Thank you for your interest and willingness to help. With that said, you have picked one hell of a project to dip your feet into.
LinuxMCE is a formidable project that encompasses multiple platforms, and millions of lines of its own source code, not counting the appropriation of multiple free and open source projects. It is a battle field wrought with land mines, lots of hidden traps, bullets flying everywhere, and just all out insanity at times...but it is also very fun, and engaging, and well worth it when you see something you've created actually come to life.

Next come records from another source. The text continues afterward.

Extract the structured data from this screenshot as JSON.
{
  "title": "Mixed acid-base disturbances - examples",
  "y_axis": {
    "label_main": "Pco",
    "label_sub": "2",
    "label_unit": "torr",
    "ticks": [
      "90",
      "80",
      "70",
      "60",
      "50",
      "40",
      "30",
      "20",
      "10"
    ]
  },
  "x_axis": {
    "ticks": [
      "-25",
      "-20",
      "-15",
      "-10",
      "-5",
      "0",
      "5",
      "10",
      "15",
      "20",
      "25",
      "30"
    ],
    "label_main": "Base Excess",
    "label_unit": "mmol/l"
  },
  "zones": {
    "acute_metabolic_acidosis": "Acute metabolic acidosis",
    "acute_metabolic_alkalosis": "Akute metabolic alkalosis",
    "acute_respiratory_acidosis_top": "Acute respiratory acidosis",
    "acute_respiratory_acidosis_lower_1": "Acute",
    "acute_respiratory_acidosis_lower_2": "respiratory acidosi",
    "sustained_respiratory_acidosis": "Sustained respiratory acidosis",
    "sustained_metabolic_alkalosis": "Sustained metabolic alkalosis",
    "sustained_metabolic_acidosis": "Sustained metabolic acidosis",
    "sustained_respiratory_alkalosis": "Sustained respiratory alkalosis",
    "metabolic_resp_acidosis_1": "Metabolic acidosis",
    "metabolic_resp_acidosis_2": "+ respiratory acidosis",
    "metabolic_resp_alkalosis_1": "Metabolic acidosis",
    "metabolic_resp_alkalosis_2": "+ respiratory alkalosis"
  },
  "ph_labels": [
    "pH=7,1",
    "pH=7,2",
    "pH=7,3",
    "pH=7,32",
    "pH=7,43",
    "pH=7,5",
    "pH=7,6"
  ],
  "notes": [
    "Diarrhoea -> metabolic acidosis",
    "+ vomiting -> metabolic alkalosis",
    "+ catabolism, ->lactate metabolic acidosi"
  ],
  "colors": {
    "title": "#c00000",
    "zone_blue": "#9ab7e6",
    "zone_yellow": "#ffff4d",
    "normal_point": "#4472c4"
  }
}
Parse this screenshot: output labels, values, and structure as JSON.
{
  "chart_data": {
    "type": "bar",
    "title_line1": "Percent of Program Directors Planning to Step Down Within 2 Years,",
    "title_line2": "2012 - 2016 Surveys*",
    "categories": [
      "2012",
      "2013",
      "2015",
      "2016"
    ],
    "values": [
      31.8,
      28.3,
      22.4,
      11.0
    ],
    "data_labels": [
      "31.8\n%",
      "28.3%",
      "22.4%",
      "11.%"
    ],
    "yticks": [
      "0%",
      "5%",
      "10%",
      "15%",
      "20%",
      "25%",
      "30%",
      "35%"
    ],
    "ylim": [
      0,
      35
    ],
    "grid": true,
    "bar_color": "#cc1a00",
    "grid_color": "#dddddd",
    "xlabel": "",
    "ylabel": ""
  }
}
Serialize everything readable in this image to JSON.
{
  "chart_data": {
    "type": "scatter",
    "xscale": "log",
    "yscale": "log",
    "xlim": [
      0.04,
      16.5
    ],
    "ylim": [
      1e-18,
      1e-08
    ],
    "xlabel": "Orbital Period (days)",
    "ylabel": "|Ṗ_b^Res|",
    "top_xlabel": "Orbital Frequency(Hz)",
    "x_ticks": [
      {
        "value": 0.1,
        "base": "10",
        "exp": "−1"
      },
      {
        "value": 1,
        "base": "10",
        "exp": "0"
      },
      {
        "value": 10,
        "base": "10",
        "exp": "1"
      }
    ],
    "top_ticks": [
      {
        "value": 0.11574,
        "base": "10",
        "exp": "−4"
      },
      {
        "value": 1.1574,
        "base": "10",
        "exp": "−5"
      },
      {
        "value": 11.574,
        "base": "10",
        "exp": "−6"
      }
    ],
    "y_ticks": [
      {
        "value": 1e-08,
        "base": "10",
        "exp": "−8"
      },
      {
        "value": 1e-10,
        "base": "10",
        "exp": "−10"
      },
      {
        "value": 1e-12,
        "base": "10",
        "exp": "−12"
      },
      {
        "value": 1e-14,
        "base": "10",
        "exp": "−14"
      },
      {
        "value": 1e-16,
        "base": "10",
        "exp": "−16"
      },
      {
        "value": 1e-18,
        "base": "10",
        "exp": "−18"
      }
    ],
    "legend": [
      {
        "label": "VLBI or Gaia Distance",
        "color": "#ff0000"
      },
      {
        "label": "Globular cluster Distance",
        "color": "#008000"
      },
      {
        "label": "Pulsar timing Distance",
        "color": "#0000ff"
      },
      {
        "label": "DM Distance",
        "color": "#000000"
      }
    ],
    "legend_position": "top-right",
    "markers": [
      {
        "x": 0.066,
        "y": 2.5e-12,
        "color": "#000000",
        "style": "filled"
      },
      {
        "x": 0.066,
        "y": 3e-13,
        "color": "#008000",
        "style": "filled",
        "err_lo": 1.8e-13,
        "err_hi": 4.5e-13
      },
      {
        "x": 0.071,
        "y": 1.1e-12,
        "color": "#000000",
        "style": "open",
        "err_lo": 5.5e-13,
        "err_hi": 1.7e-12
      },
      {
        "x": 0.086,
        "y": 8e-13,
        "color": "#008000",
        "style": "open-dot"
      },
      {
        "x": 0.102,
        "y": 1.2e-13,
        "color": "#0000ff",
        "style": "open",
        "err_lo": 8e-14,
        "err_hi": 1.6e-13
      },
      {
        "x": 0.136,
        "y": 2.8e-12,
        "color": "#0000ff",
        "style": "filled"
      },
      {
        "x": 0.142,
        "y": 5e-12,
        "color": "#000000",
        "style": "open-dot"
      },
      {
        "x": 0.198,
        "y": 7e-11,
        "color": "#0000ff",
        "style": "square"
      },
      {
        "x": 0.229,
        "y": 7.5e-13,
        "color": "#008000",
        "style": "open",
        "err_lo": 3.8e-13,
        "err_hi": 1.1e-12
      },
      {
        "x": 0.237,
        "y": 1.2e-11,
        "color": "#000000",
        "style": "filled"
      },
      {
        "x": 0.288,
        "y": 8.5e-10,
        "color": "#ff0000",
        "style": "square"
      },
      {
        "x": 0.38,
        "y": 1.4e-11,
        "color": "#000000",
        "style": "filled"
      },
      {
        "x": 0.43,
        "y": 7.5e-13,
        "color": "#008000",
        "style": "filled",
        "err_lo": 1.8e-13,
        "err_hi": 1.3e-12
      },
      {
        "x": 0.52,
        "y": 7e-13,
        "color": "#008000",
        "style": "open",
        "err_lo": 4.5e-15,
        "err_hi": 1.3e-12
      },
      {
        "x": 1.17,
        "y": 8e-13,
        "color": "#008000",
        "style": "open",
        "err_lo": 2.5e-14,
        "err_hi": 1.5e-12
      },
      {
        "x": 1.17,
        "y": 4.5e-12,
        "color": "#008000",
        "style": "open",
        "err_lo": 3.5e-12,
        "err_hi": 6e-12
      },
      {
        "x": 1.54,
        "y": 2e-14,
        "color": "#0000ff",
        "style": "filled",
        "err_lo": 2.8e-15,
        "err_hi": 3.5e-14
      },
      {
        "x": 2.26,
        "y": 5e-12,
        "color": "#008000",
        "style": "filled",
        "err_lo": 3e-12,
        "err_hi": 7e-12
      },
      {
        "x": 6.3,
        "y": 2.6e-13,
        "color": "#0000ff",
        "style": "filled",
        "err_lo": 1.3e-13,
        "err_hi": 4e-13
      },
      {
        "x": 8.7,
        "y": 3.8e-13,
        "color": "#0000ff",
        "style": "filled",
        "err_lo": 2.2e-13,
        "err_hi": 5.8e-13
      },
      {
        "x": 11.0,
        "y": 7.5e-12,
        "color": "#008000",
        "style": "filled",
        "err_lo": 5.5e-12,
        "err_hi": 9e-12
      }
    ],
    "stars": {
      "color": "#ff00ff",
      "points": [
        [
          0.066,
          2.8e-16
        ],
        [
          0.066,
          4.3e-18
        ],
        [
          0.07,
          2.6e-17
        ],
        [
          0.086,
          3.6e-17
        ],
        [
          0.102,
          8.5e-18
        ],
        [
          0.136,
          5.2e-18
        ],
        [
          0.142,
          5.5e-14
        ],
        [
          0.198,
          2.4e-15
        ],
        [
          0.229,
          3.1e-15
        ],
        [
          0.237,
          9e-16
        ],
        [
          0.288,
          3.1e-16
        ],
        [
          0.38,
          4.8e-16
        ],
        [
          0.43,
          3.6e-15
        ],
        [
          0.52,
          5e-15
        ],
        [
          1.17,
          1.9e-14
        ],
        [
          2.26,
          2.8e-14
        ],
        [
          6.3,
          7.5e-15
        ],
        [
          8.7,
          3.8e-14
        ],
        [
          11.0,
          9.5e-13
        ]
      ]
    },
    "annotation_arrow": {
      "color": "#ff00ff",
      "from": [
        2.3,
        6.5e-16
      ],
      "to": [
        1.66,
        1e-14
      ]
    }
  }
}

There are a wide range of places you can help. Of course, documenting things on the wiki is paramount. It is true that information here can often get outdated etc as things change, but it does provide a living record of the things we work on.
Programming-wise, we encompass a lot of different areas. The entire system is built on a cross platform build system that was designed specifically for this project. As such, its complexity can throw off people who are used to simple makefiles. It's the current project we are dealing with right now, trying to get the source to build on our newly appointed build servers.
As far as code, the majority of LinuxMCE is written in C++, with various glue scripts written in Perl, and BASH, the web admin is written in php.
We need help in the following areas:
* Build system, learning it, understanding it, maintaining it, getting it to work consistently
* Programming Documentation, refining the in-code documentation for the Doxygen generated programming documentation
* Building Device Drivers
* Media
* Lighting
* Climate
* Security
* Telecom
* Building new house-wide functionality (plug-ins and other router local logic)
* Security auditing (we need a metric tonne of this done.)
* debugging the various trac tickets, and mantis tickets from the older system
* People who will deal with windows platform specifics, building the software, etc, maintaining it as new versions of windows arise.
* People who will deal with Symbian platform specifics, porting PlutoMO to new versions of Symbian etc.
* J2ME hackers who can maintain and extend JavaMO to be as complete as the PlutoMO.
* People who can test audio/video hardware, and make device templates for them.
* UI specialists who have no problem dealing with unusual design paradigms and tools.
and a lot more....
As I said, the best way is to find a spot and jump in. You do not need permission from us. This is a community project.
The Wiki Programmer's Guide is the best place to start.. it is a bit thin, but it should give you a good overview of the system.
As far as anything else. It will probably take you some time to fully understand the mechanics of the system. We are here to help (but not hand-hold), and we wish you good luck.